Proper assessment in their scientific terms required CEFAS to conduct a 'habits survey' of sea-food consumption and beach use around the Severn Estuary, and to assess the amounts of contaminated sediments and spray coming ashore in our much more highly populated area. Quite a task, so NRW didn't require EdF to fund it and CEFAS covered up with "more detailed case-specific assessment is not necessary" while ignoring the fact that the public's collective dose (second criterion) could not be calculated without an assessment relating to the Severn Estuary. 
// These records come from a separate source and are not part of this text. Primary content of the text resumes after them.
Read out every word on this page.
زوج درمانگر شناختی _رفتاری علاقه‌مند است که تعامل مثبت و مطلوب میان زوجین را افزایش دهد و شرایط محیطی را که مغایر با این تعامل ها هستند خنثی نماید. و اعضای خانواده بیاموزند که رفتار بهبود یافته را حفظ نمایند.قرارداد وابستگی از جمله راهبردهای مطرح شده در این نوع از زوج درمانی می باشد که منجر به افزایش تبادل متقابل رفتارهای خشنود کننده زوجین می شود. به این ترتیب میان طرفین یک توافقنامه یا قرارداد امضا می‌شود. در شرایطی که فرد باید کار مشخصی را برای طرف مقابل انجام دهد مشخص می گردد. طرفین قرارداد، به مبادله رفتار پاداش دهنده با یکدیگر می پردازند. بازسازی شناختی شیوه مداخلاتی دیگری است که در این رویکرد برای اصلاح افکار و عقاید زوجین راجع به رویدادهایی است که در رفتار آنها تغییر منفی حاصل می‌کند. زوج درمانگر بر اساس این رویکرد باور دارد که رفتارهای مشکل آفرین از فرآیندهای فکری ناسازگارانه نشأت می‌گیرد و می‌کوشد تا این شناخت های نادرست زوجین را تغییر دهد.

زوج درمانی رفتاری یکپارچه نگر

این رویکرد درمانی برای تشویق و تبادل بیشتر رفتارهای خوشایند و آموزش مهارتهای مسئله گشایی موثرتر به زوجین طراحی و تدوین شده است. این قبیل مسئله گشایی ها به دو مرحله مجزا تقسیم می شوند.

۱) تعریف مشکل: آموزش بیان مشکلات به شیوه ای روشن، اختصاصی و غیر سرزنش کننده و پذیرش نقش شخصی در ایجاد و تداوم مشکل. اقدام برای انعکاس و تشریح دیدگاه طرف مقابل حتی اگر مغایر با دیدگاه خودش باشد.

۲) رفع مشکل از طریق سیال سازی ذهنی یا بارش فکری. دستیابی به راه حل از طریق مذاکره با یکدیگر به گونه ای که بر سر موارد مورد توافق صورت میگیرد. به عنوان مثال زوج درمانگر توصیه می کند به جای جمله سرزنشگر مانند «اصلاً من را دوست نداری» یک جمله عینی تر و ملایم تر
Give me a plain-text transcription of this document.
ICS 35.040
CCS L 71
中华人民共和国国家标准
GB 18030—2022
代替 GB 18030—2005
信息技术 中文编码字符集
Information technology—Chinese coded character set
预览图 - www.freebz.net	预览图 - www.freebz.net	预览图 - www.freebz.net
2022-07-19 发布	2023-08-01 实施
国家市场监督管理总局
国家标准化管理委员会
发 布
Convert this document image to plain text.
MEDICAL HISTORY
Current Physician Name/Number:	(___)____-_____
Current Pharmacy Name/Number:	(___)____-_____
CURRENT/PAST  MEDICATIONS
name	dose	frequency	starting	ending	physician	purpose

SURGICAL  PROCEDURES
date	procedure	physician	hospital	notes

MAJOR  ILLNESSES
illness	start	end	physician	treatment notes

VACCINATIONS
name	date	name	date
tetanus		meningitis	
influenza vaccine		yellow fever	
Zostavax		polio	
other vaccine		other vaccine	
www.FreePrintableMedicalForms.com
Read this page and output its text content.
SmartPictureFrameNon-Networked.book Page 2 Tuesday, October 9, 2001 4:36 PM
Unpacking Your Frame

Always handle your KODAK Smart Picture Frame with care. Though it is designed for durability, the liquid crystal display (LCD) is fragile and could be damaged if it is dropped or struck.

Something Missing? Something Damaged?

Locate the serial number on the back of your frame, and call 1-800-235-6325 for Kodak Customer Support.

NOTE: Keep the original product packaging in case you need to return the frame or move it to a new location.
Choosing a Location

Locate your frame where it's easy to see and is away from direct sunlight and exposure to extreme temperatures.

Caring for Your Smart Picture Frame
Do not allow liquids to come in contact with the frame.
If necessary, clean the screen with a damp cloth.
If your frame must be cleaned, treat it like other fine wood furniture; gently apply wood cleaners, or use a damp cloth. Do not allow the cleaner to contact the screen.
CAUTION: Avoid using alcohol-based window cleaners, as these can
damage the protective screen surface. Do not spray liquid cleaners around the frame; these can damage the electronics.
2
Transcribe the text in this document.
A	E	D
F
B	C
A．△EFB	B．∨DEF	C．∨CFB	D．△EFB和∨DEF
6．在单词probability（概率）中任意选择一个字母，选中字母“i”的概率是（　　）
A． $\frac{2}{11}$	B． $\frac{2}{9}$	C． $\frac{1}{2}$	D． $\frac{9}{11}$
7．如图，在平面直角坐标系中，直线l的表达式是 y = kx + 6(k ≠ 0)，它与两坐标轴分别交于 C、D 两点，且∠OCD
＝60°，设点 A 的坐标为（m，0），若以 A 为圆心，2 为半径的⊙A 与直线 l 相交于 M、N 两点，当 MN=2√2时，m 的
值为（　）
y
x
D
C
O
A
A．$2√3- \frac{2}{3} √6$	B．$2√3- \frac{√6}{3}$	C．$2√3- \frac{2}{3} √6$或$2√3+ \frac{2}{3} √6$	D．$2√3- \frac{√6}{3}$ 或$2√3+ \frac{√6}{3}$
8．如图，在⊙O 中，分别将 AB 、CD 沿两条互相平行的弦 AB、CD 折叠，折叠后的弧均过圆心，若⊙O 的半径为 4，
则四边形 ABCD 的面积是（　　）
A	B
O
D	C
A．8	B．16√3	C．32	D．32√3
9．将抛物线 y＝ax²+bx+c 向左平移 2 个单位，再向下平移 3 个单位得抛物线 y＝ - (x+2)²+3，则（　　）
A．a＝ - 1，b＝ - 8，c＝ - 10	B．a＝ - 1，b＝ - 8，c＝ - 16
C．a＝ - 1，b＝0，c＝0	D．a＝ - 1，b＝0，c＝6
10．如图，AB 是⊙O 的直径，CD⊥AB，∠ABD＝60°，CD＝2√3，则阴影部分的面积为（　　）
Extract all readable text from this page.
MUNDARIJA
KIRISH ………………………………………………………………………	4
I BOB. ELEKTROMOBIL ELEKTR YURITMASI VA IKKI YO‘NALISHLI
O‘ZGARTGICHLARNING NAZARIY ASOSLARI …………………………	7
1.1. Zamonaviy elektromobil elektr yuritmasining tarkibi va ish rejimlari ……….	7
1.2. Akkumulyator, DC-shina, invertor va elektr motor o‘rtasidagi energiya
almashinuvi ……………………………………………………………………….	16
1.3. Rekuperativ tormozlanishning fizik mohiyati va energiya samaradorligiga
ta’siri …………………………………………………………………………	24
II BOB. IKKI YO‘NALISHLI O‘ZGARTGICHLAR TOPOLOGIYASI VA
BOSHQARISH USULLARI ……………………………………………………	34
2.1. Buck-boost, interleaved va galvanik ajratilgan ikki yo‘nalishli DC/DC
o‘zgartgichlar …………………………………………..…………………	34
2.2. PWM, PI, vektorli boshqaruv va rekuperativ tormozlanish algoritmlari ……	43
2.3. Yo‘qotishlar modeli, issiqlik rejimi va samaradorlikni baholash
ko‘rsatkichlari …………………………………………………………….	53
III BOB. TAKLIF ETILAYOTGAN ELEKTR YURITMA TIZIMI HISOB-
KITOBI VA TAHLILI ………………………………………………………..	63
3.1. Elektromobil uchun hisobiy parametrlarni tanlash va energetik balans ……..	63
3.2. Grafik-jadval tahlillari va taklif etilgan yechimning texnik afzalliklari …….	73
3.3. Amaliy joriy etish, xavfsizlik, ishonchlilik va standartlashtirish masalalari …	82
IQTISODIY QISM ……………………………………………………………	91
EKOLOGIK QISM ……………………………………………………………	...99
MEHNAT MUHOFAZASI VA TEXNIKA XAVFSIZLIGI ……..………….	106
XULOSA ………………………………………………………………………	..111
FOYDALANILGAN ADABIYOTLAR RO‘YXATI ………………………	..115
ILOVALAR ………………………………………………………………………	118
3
As the caption to the above Table says, these are not just IAEA guidelines (International Atomic Energy Authority) but have been adopted by IMO (International Maritine Organisation) to implement the "de minimis" concept. By ignoring the 2015 expansion of "de minimis" criteria, CEFAS fail the international criteria; NRW should of course have checked and picked up this failure, but didn't.  
The IMO 2015 document explains: 
"For candidate materials containing artificial radionuclides (other than from global fallout that is referred to in Step 2) and/or altered natural radionuclides stemming from human activities, the national permitting authority should consider previous decisions and action taken by the national radiation protection authority....The pertinent question in such cases is whether the decisions on exclusion, exemption, or clearance were made considering marine environmental pathways of exposure to humans and to marine flora and fauna and whether these are suitable to an assessment of the proposed dumping operation. If this is the case, the materials are de minimis."
This blocks the excuse, common to UK regulators, that the basic licensing decision had been taken under the old (2003) IAEA rules, so the 2018 decision can avoid using the 2015 rules. The NRW have not offered this excuse so far; if they and CEFAS were aware of the 2015 rules, they apparently decided not to draw attention to their failure to use the 2015 definition of de minimis..
The 2014 OSPAR Guidelines for management of dredged material at sea set the standards for sampling and assessing the Severn Estuary dumping site, and it specifies points to be included in a license. These will be detailed in a separate blog-post. NRW has a duty to follow these guidelines, but show no evidence of doing so, simply inventing their own criteria, taken from previous dumping practice.